Multivariate analysis showed that undifferentiated inflammatory syndrome was most common among patients with the Val variant; this variant was also linked with poorer survival (hazard ratio [HR], 2.56; 95% CI, 1.01-6.47) and reduced UBA1b translation, compared with the other evaluated variants.

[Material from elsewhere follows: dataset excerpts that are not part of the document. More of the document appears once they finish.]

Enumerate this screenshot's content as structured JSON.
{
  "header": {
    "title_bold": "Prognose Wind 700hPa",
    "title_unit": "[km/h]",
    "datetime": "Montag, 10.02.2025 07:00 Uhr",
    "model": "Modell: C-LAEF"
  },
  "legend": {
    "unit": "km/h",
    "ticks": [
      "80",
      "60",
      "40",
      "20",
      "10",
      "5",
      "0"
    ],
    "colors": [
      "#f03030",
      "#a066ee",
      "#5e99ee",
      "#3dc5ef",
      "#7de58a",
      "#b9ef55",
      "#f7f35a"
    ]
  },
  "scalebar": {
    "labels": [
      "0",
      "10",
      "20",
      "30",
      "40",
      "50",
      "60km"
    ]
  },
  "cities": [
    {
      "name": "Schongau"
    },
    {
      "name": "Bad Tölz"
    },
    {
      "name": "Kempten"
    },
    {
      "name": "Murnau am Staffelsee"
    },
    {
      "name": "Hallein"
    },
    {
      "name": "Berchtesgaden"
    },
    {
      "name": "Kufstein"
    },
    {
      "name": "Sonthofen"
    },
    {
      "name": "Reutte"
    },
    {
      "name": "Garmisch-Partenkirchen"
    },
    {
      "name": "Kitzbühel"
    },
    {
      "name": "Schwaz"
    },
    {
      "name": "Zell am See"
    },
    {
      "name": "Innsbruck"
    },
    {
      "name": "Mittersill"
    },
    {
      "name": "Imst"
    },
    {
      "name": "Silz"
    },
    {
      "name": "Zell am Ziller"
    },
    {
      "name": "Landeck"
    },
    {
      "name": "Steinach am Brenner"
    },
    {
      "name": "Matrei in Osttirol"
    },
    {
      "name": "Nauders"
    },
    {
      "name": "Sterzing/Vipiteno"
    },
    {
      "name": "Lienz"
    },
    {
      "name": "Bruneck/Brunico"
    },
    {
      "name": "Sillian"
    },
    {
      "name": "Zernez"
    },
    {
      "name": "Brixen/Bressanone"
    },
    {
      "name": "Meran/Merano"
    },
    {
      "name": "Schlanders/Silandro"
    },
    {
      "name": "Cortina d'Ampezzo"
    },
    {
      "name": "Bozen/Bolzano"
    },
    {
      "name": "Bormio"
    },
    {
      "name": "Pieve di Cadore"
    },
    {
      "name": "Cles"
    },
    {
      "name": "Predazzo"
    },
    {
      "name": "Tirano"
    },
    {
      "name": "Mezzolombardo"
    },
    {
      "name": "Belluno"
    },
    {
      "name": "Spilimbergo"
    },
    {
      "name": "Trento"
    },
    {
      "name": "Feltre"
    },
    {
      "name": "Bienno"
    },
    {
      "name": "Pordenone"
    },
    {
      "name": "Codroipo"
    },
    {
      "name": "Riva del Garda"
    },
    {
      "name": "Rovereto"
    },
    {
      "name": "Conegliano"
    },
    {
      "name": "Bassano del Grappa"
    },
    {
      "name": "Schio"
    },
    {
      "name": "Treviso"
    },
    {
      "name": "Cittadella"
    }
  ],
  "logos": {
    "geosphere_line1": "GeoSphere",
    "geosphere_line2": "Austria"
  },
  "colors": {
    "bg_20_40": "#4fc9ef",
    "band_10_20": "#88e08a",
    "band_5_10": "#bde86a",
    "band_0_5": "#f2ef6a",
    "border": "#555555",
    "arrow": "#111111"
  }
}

Ear chondritis was linked with improved overall survival in the general cohort (HR, 0.32; 95% CI, 0.12-0.90), whereas transfusion dependence was linked with worse survival (HR, 4.47; 95% CI, 1.79-11.18).
The authors also presented a case study showing that 2 novel UBA1 mutations were linked with significant reduction in UBA1b translation and UBA1b level rescue, respectively.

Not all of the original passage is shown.